— Treating to LDL cholesterol targets is no longer recommended;
rather, clinicians should determine whether a patient falls into one
of four mutually exclusive high-risk groups and should initiate statin
therapy as follows:
Patients with clinical atherosclerotic cardiovascular disease (ASCVD)
should receive high-intensity (age, <75) or moderate-intensity (age,
≥75) statin therapy.
Patients with LDL cholesterol levels ≥190 mg/dL should receive high-
intensity statin therapy.
Diabetic patients aged 40–75 with LDL cholesterol levels of 70–189
mg/dL and without clinical ASCVD should receive at least moderate-
intensity statin therapy (and possibly high-intensity statin therapy
when estimated 10-year ASCVD risk is ≥7.5%).

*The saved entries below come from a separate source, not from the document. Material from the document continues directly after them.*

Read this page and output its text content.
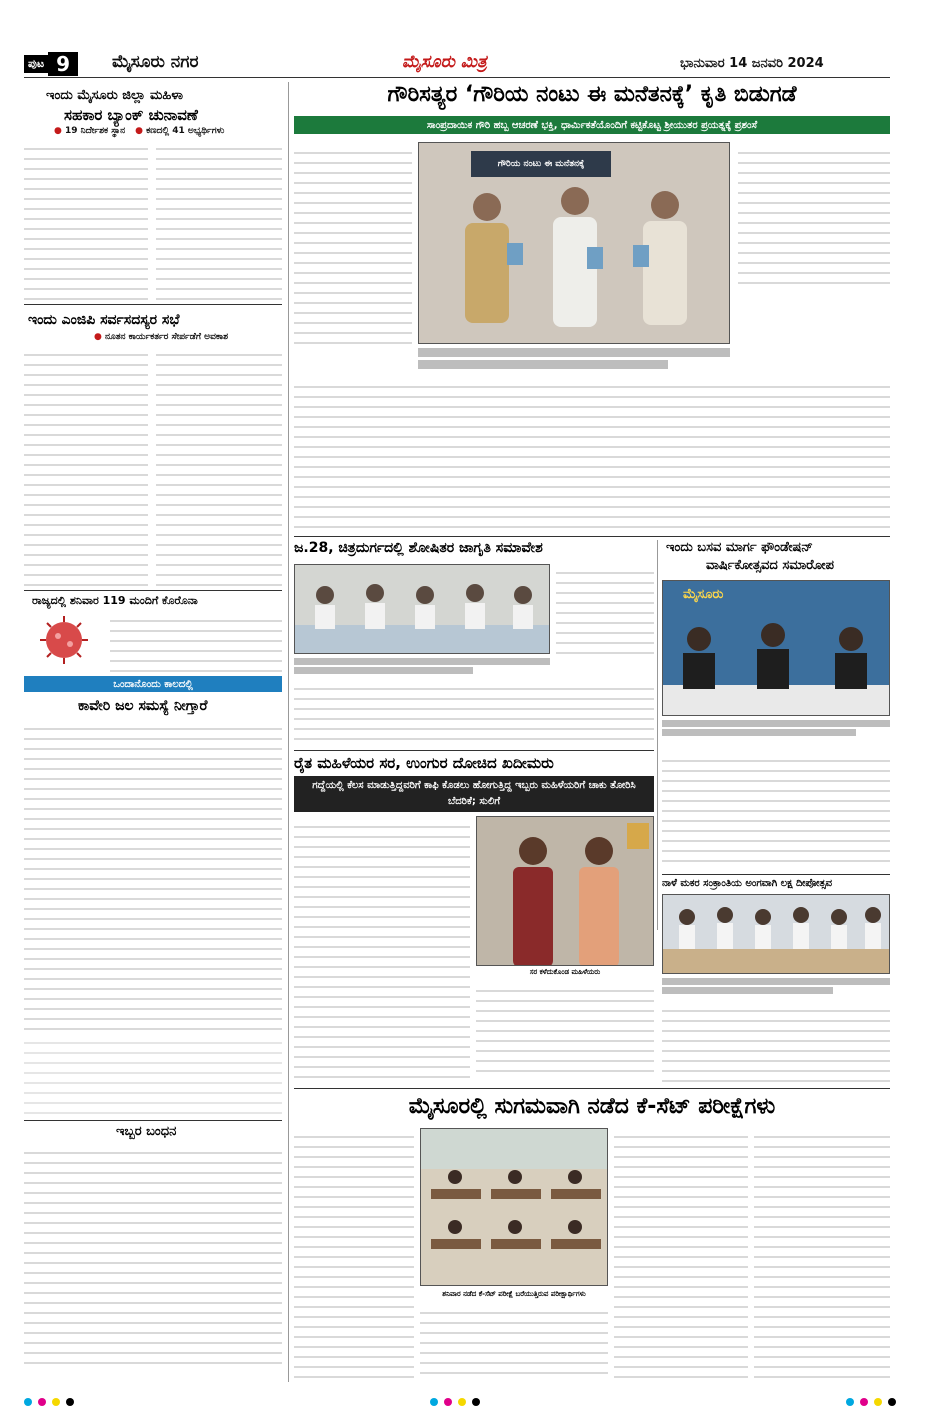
ಪುಟ 9	ಮೈಸೂರು ನಗರ	ಮೈಸೂರು ಮಿತ್ರ	ಭಾನುವಾರ 14 ಜನವರಿ 2024
ಇಂದು ಮೈಸೂರು ಜಿಲ್ಲಾ ಮಹಿಳಾ
ಸಹಕಾರ ಬ್ಯಾಂಕ್ ಚುನಾವಣೆ
● 19 ನಿರ್ದೇಶಕ ಸ್ಥಾನ ● ಕಣದಲ್ಲಿ 41 ಅಭ್ಯರ್ಥಿಗಳು
ಇಂದು ಎಂಜಿಪಿ ಸರ್ವಸದಸ್ಯರ ಸಭೆ
● ನೂತನ ಕಾರ್ಯಕರ್ತರ ಸೇರ್ಪಡೆಗೆ ಅವಕಾಶ
ರಾಜ್ಯದಲ್ಲಿ ಶನಿವಾರ 119 ಮಂದಿಗೆ ಕೊರೊನಾ
ಒಂದಾನೊಂದು ಕಾಲದಲ್ಲಿ
ಕಾವೇರಿ ಜಲ ಸಮಸ್ಯೆ ನೀಗ್ತಾರೆ
ಇಬ್ಬರ ಬಂಧನ
ಗೌರಿಸತ್ಯರ ‘ಗೌರಿಯ ನಂಟು ಈ ಮನೆತನಕ್ಕೆ’ ಕೃತಿ ಬಿಡುಗಡೆ
ಸಾಂಪ್ರದಾಯಿಕ ಗೌರಿ ಹಬ್ಬ ಆಚರಣೆ ಭಕ್ತಿ, ಧಾರ್ಮಿಕತೆಯೊಂದಿಗೆ ಕಟ್ಟಿಕೊಟ್ಟ ಶ್ರೀಯುತರ ಪ್ರಯತ್ನಕ್ಕೆ ಪ್ರಶಂಸೆ
ಗೌರಿಯ ನಂಟು ಈ ಮನೆತನಕ್ಕೆ
ಜ.28, ಚಿತ್ರದುರ್ಗದಲ್ಲಿ ಶೋಷಿತರ ಜಾಗೃತಿ ಸಮಾವೇಶ	ಇಂದು ಬಸವ ಮಾರ್ಗ ಫೌಂಡೇಷನ್
ವಾರ್ಷಿಕೋತ್ಸವದ ಸಮಾರೋಪ
ಮೈಸೂರು
ರೈತ ಮಹಿಳೆಯರ ಸರ, ಉಂಗುರ ದೋಚಿದ ಖದೀಮರು
ಗದ್ದೆಯಲ್ಲಿ ಕೆಲಸ ಮಾಡುತ್ತಿದ್ದವರಿಗೆ ಕಾಫಿ ಕೊಡಲು ಹೋಗುತ್ತಿದ್ದ ಇಬ್ಬರು ಮಹಿಳೆಯರಿಗೆ ಚಾಕು ತೋರಿಸಿ ಬೆದರಿಕೆ; ಸುಲಿಗೆ
ಸರ ಕಳೆದುಕೊಂಡ ಮಹಿಳೆಯರು
ನಾಳೆ ಮಕರ ಸಂಕ್ರಾಂತಿಯ ಅಂಗವಾಗಿ ಲಕ್ಷ ದೀಪೋತ್ಸವ
ಮೈಸೂರಲ್ಲಿ ಸುಗಮವಾಗಿ ನಡೆದ ಕೆ-ಸೆಟ್ ಪರೀಕ್ಷೆಗಳು
ಶನಿವಾರ ನಡೆದ ಕೆ-ಸೆಟ್ ಪರೀಕ್ಷೆ ಬರೆಯುತ್ತಿರುವ ಪರೀಕ್ಷಾರ್ಥಿಗಳು
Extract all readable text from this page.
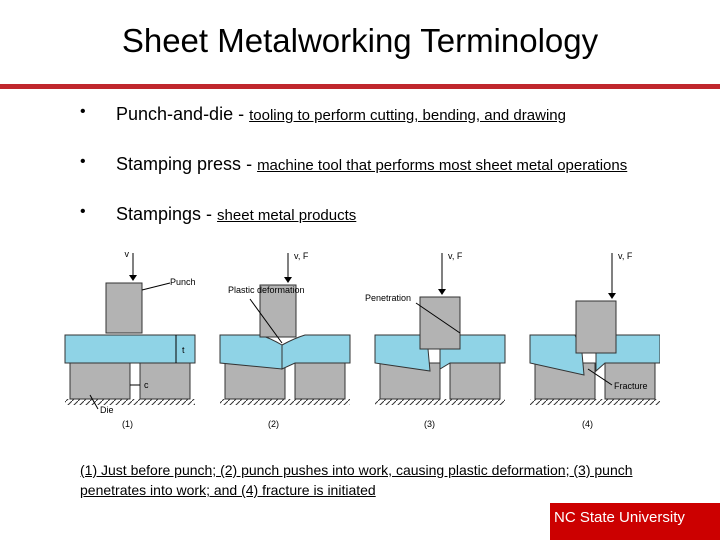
Sheet Metalworking Terminology
• Punch‑and‑die - tooling to perform cutting, bending, and drawing
• Stamping press - machine tool that performs most sheet metal operations
• Stampings - sheet metal products
v
Punch
t
c
Die
(1)
v, F
Plastic deformation
(2)
v, F
Penetration
(3)
v, F
Fracture
(4)
(1) Just before punch; (2) punch pushes into work, causing plastic deformation; (3) punch penetrates into work; and (4) fracture is initiated
NC State University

Patients without clinical ASCVD or diabetes but with LDL cholesterol
levels of 70–189 mg/dL and estimated 10-year ASCVD risk ≥7.5%
should receive moderate- or high-intensity statin therapy.

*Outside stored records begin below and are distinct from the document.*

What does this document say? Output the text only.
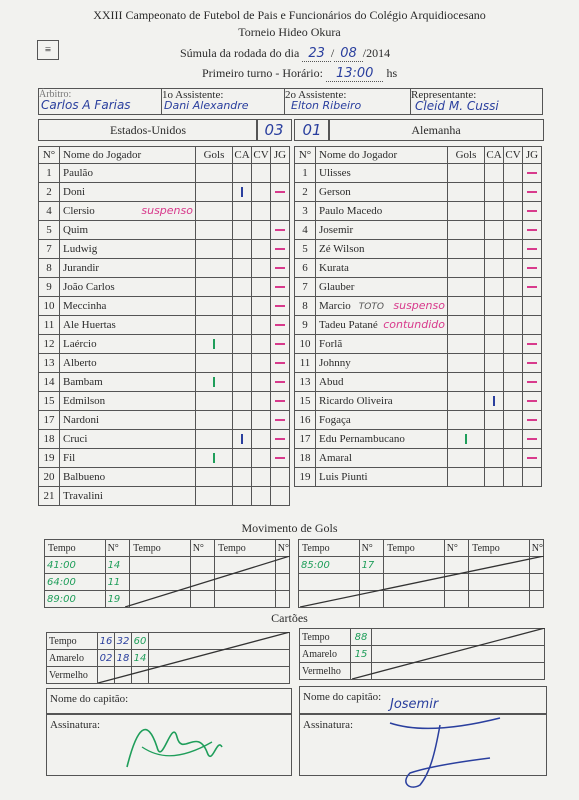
XXIII Campeonato de Futebol de Pais e Funcionários do Colégio Arquidiocesano
Torneio Hideo Okura
≡	Súmula da rodada do dia 23 / 08 /2014
Primeiro turno - Horário: 13:00 hs
Árbitro:
Carlos A Farias

1o Assistente:
Dani Alexandre

2o Assistente:
Elton Ribeiro

Representante:
Cleid M. Cussi
Estados-Unidos	03	01	Alemanha
N°	Nome do Jogador	Gols	CA	CV	JG
1	Paulão				
2	Doni				
4	Clersio suspenso				

5	Quim				
7	Ludwig				
8	Jurandir				
9	João Carlos				
10	Meccinha				
11	Ale Huertas				
12	Laércio				
13	Alberto				
14	Bambam				
15	Edmilson				
17	Nardoni				
18	Cruci				
19	Fil				
20	Balbueno				
21	Travalini				
N°	Nome do Jogador	Gols	CA	CV	JG
1	Ulisses				
2	Gerson				
3	Paulo Macedo				
4	Josemir				
5	Zé Wilson				
6	Kurata				
7	Glauber				
8	Marcio TOTO suspenso				

9	Tadeu Patané contundido				

10	Forlã				
11	Johnny				
13	Abud				
15	Ricardo Oliveira				
16	Fogaça				
17	Edu Pernambucano				
18	Amaral				
19	Luis Piunti				
Movimento de Gols
Tempo	N°	Tempo	N°	Tempo	N°
41:00	14				
64:00	11				
89:00	19				
Tempo	N°	Tempo	N°	Tempo	N°
85:00	17				

Cartões
Tempo	16	32	60	
Amarelo	02	18	14	
Vermelho				
Tempo	88	
Amarelo	15	
Vermelho		
Nome do capitão:
Assinatura:
Nome do capitão: Josemir
Assinatura:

— High-intensity statin therapies are atorvastatin (40–80 mg) or
rosuvastatin (Crestor; 20–40 mg). Moderate-intensity statin therapies
include atorvastatin (10–20 mg), rosuvastatin (5–10 mg),
simvastatin (20–40 mg), pravastatin (40–80 mg), and several others.
— With few exceptions, use of lipid-modifying drugs other than
statins is discouraged.
— Ten-year ASCVD risk — which includes both coronary events and
stroke — is determined using an online calculator that can be
accessed through the AHA and ACC websites. For further discussion of
the new risk-assessment tool, see NEJM JW Gen Med Nov 12 2013.
— Lifestyle modification is recommended for all patients, regardless
of cholesterol-lowering drug therapy.